Rached Khiari,  (en photo) député indépendant tunisien, a publié un post, en ce vendredi 16 octobre, sur Facebook, prenant publiquement la défense de l’auteur de l’assassinat du professeur de Conflans Sainte Honorine. Tout simplement, il justifie la décapitation de l’enseignant.

Ses propos sont très clairs et sans équivoque : « Porter atteinte au prophète est l’un des plus grands crimes et celui qui l’ose doit assumer ses conséquences, qu’il soit Etat, individu ou groupe». Paroles qui ont suscité une vague de réactions sur la toile tunisienne – dont de nombreux likes, il faut noter – dès leur publication.

"Passible de sanctions pour éloge du terrorisme, le député Rached Khiari sera entendu par le Pôle Judiciaire chargé de la lutte contre le terrorisme", a indiqué Mohsen Dali, Responsable de l’Unité d’Information et de Communication, Substitut du Procureur de la République près du Tribunal de Première Instance de Tunis.

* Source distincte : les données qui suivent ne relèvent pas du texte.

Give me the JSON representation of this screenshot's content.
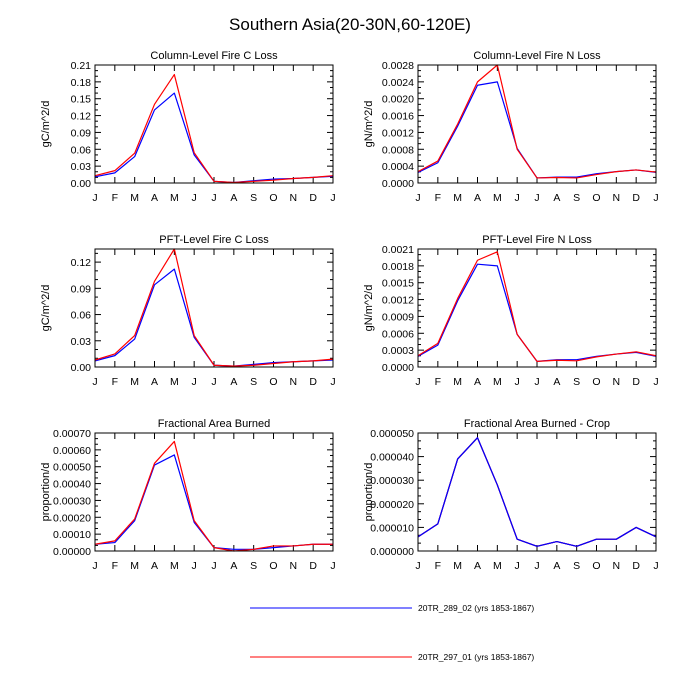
{
  "figure_title": "Southern Asia(20-30N,60-120E)",
  "legend": [
    {
      "name": "20TR_289_02 (yrs 1853-1867)",
      "color": "#0000ff"
    },
    {
      "name": "20TR_297_01 (yrs 1853-1867)",
      "color": "#ff0000"
    }
  ],
  "chart_data": [
    {
      "type": "line",
      "title": "Column-Level Fire C Loss",
      "ylabel": "gC/m^2/d",
      "categories": [
        "J",
        "F",
        "M",
        "A",
        "M",
        "J",
        "J",
        "A",
        "S",
        "O",
        "N",
        "D",
        "J"
      ],
      "ylim": [
        0,
        0.21
      ],
      "yticks": [
        "0.00",
        "0.03",
        "0.06",
        "0.09",
        "0.12",
        "0.15",
        "0.18",
        "0.21"
      ],
      "series": [
        {
          "name": "20TR_289_02 (yrs 1853-1867)",
          "color": "#0000ff",
          "values": [
            0.011,
            0.018,
            0.047,
            0.13,
            0.16,
            0.05,
            0.003,
            0.001,
            0.004,
            0.007,
            0.008,
            0.01,
            0.012
          ]
        },
        {
          "name": "20TR_297_01 (yrs 1853-1867)",
          "color": "#ff0000",
          "values": [
            0.013,
            0.022,
            0.053,
            0.14,
            0.193,
            0.054,
            0.003,
            0.001,
            0.003,
            0.005,
            0.008,
            0.01,
            0.013
          ]
        }
      ]
    },
    {
      "type": "line",
      "title": "Column-Level Fire N Loss",
      "ylabel": "gN/m^2/d",
      "categories": [
        "J",
        "F",
        "M",
        "A",
        "M",
        "J",
        "J",
        "A",
        "S",
        "O",
        "N",
        "D",
        "J"
      ],
      "ylim": [
        0,
        0.0028
      ],
      "yticks": [
        "0.0000",
        "0.0004",
        "0.0008",
        "0.0012",
        "0.0016",
        "0.0020",
        "0.0024",
        "0.0028"
      ],
      "series": [
        {
          "name": "20TR_289_02 (yrs 1853-1867)",
          "color": "#0000ff",
          "values": [
            0.00025,
            0.00048,
            0.00135,
            0.00232,
            0.0024,
            0.00082,
            0.00012,
            0.00014,
            0.00014,
            0.00022,
            0.00027,
            0.00031,
            0.00025
          ]
        },
        {
          "name": "20TR_297_01 (yrs 1853-1867)",
          "color": "#ff0000",
          "values": [
            0.00027,
            0.00052,
            0.0014,
            0.0024,
            0.0028,
            0.0008,
            0.00012,
            0.00013,
            0.00012,
            0.0002,
            0.00027,
            0.00031,
            0.00026
          ]
        }
      ]
    },
    {
      "type": "line",
      "title": "PFT-Level Fire C Loss",
      "ylabel": "gC/m^2/d",
      "categories": [
        "J",
        "F",
        "M",
        "A",
        "M",
        "J",
        "J",
        "A",
        "S",
        "O",
        "N",
        "D",
        "J"
      ],
      "ylim": [
        0,
        0.135
      ],
      "yticks": [
        "0.00",
        "0.03",
        "0.06",
        "0.09",
        "0.12"
      ],
      "series": [
        {
          "name": "20TR_289_02 (yrs 1853-1867)",
          "color": "#0000ff",
          "values": [
            0.007,
            0.013,
            0.032,
            0.094,
            0.112,
            0.034,
            0.002,
            0.001,
            0.003,
            0.005,
            0.006,
            0.007,
            0.008
          ]
        },
        {
          "name": "20TR_297_01 (yrs 1853-1867)",
          "color": "#ff0000",
          "values": [
            0.008,
            0.015,
            0.036,
            0.098,
            0.135,
            0.036,
            0.002,
            0.001,
            0.002,
            0.004,
            0.006,
            0.007,
            0.009
          ]
        }
      ]
    },
    {
      "type": "line",
      "title": "PFT-Level Fire N Loss",
      "ylabel": "gN/m^2/d",
      "categories": [
        "J",
        "F",
        "M",
        "A",
        "M",
        "J",
        "J",
        "A",
        "S",
        "O",
        "N",
        "D",
        "J"
      ],
      "ylim": [
        0,
        0.0021
      ],
      "yticks": [
        "0.0000",
        "0.0003",
        "0.0006",
        "0.0009",
        "0.0012",
        "0.0015",
        "0.0018",
        "0.0021"
      ],
      "series": [
        {
          "name": "20TR_289_02 (yrs 1853-1867)",
          "color": "#0000ff",
          "values": [
            0.00019,
            0.00039,
            0.00118,
            0.00183,
            0.0018,
            0.00058,
            0.0001,
            0.00013,
            0.00013,
            0.00019,
            0.00023,
            0.00026,
            0.00019
          ]
        },
        {
          "name": "20TR_297_01 (yrs 1853-1867)",
          "color": "#ff0000",
          "values": [
            0.0002,
            0.00042,
            0.00122,
            0.0019,
            0.00205,
            0.00058,
            0.0001,
            0.00012,
            0.00011,
            0.00018,
            0.00023,
            0.00027,
            0.0002
          ]
        }
      ]
    },
    {
      "type": "line",
      "title": "Fractional Area Burned",
      "ylabel": "proportion/d",
      "categories": [
        "J",
        "F",
        "M",
        "A",
        "M",
        "J",
        "J",
        "A",
        "S",
        "O",
        "N",
        "D",
        "J"
      ],
      "ylim": [
        0,
        0.0007
      ],
      "yticks": [
        "0.00000",
        "0.00010",
        "0.00020",
        "0.00030",
        "0.00040",
        "0.00050",
        "0.00060",
        "0.00070"
      ],
      "series": [
        {
          "name": "20TR_289_02 (yrs 1853-1867)",
          "color": "#0000ff",
          "values": [
            4e-05,
            5e-05,
            0.00018,
            0.00051,
            0.00057,
            0.00017,
            2e-05,
            1e-05,
            1e-05,
            2e-05,
            3e-05,
            4e-05,
            4e-05
          ]
        },
        {
          "name": "20TR_297_01 (yrs 1853-1867)",
          "color": "#ff0000",
          "values": [
            4e-05,
            6e-05,
            0.00019,
            0.00052,
            0.00065,
            0.00018,
            2e-05,
            0.0,
            1e-05,
            3e-05,
            3e-05,
            4e-05,
            4e-05
          ]
        }
      ]
    },
    {
      "type": "line",
      "title": "Fractional Area Burned - Crop",
      "ylabel": "proportion/d",
      "categories": [
        "J",
        "F",
        "M",
        "A",
        "M",
        "J",
        "J",
        "A",
        "S",
        "O",
        "N",
        "D",
        "J"
      ],
      "ylim": [
        0,
        5e-05
      ],
      "yticks": [
        "0.000000",
        "0.000010",
        "0.000020",
        "0.000030",
        "0.000040",
        "0.000050"
      ],
      "series": [
        {
          "name": "20TR_289_02 (yrs 1853-1867)",
          "color": "#0000ff",
          "values": [
            6e-06,
            1.15e-05,
            3.9e-05,
            4.8e-05,
            2.8e-05,
            5e-06,
            2e-06,
            4e-06,
            2e-06,
            5e-06,
            5e-06,
            1e-05,
            6e-06
          ]
        },
        {
          "name": "20TR_297_01 (yrs 1853-1867)",
          "color": "#ff0000",
          "values": [
            6e-06,
            1.15e-05,
            3.9e-05,
            4.8e-05,
            2.8e-05,
            5e-06,
            2e-06,
            4e-06,
            2e-06,
            5e-06,
            5e-06,
            1e-05,
            6e-06
          ]
        }
      ]
    }
  ]
}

Une information relayée par l’agence de presse tunisienne, la TAP le samedi 17 octobre 2020.

 

Rappelons que c’est le vendredi 16 octobre vers 16h, à Conflans Sainte Honorine (dans une rue qui borde la commune d’Eragny) que le drame s’est déroulé : armé d’un couteau long et aiguisé, selon les témoins, l’assaillant d’origine tchétchène, né à Moscou, s’est acharné sur le professeur jusqu’à lui trancher la tête. Un message de revendication a été publié sur un compte Twitter, juste après le drame, montrant la photo de la tête coupée. L’assassin a été abattu par la police.

Le professeur d’histoire-géographie, du Collège du Bois d’Aulne, avait montré à ses élèves des caricatures du Prophète Mahomet, dans le cadre d’un cours sur la liberté d’expression, ce qui avait d’ailleurs suscité des remous chez les parents d’élèves. Le professeur avait reçu des menaces suite à ce cours.

Depuis ce drame, neuf personnes sont en garde en vue, principalement des membres de la famille de l'assassin. Des parents d'élèves ont également été arrêtés. A noter qu'Emmanuel Macron, Président de la République, s'était déplacé sur les lieux le soir même de ce drame.